Der aktuelle "Hype" Schweinegrippe zeigt mal wieder wie vorsichtig man mit Meldungen in der Presse umgehen muss, und wie wichtig es ist sich um Hintergrundinformationen zu bemühen um irgendwelche Statistiken richtig einordnen zu können.
Auf der Titelseite einer Zeitung lese ich anfang November die Schlagzeile "Erste Tote durch Virus". Im weiteren Text liest man dann, dass die verstorbene Patientin an einer chronischen Vorerkrankung litt. In einem Nebensatz wird das Gesundheitsministerium zitiert, dass Aussagen zu einem ursächlichen Zusammenhang des Erregers mit dem Eintritt des Todes derzeit noch nicht gemacht werden könnten. Aber der nächste Satz stellt dann schon wieder die "richtige" Sicht der Dinge her: "Dies ist nunmehr der dritte Todesfall in Baden-Württemberg durch den Schweinegrippe-Erreger."
Meine Empfehlung zur Schweinegrippe-Impfung ist sich rechzeitig und vor allen Dingen umfassend zur Impfthematik zu informieren und sowohl die Argumente dafür und dagegen für sich selbst zu prüfen.
Die Anbieter der Impfung versprechen einem Schutz vor Erkrankung.
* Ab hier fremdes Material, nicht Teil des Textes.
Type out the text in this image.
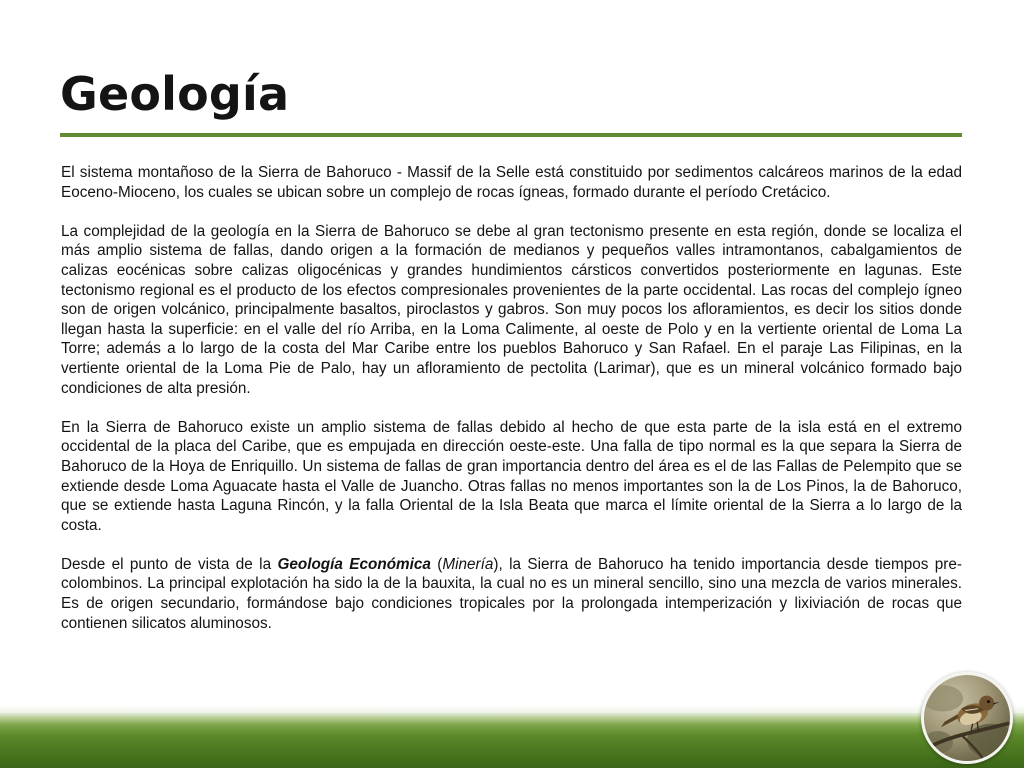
Geología

El sistema montañoso de la Sierra de Bahoruco - Massif de la Selle está constituido por sedimentos calcáreos marinos de la edad Eoceno-Mioceno, los cuales se ubican sobre un complejo de rocas ígneas, formado durante el período Cretácico.

La complejidad de la geología en la Sierra de Bahoruco se debe al gran tectonismo presente en esta región, donde se localiza el más amplio sistema de fallas, dando origen a la formación de medianos y pequeños valles intramontanos, cabalgamientos de calizas eocénicas sobre calizas oligocénicas y grandes hundimientos cársticos convertidos posteriormente en lagunas. Este tectonismo regional es el producto de los efectos compresionales provenientes de la parte occidental. Las rocas del complejo ígneo son de origen volcánico, principalmente basaltos, piroclastos y gabros. Son muy pocos los afloramientos, es decir los sitios donde llegan hasta la superficie: en el valle del río Arriba, en la Loma Calimente, al oeste de Polo y en la vertiente oriental de Loma La Torre; además a lo largo de la costa del Mar Caribe entre los pueblos Bahoruco y San Rafael. En el paraje Las Filipinas, en la vertiente oriental de la Loma Pie de Palo, hay un afloramiento de pectolita (Larimar), que es un mineral volcánico formado bajo condiciones de alta presión.

En la Sierra de Bahoruco existe un amplio sistema de fallas debido al hecho de que esta parte de la isla está en el extremo occidental de la placa del Caribe, que es empujada en dirección oeste-este. Una falla de tipo normal es la que separa la Sierra de Bahoruco de la Hoya de Enriquillo. Un sistema de fallas de gran importancia dentro del área es el de las Fallas de Pelempito que se extiende desde Loma Aguacate hasta el Valle de Juancho. Otras fallas no menos importantes son la de Los Pinos, la de Bahoruco, que se extiende hasta Laguna Rincón, y la falla Oriental de la Isla Beata que marca el límite oriental de la Sierra a lo largo de la costa.

Desde el punto de vista de la Geología Económica (Minería), la Sierra de Bahoruco ha tenido importancia desde tiempos pre-colombinos. La principal explotación ha sido la de la bauxita, la cual no es un mineral sencillo, sino una mezcla de varios minerales. Es de origen secundario, formándose bajo condiciones tropicales por la prolongada intemperización y lixiviación de rocas que contienen silicatos aluminosos.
Wer möchte den nicht haben?
Allerdings stellt sich die Frage, was man dafür möglicherweise "bezahlen" muss.
Impfkritiker geben zu bedenken, dass es verschiedene ernsthafte Nebenwirkungen geben kann und der Schutz nicht sicher sei.
Wie auch immer Sie sich entscheiden: Eine weitere sinnvolle Massnahme könnte sein, ihren Vitamin D Spiegel überprüfen zu lassen. Vitamin D spielt bei der Immunabwehr eine wichtige Rolle. Amerikanische Wissenschaftler empfehlen den Einsatz von Vitamin D zum Schutz vor Influenza A/H1N1 (Schweinegrippe).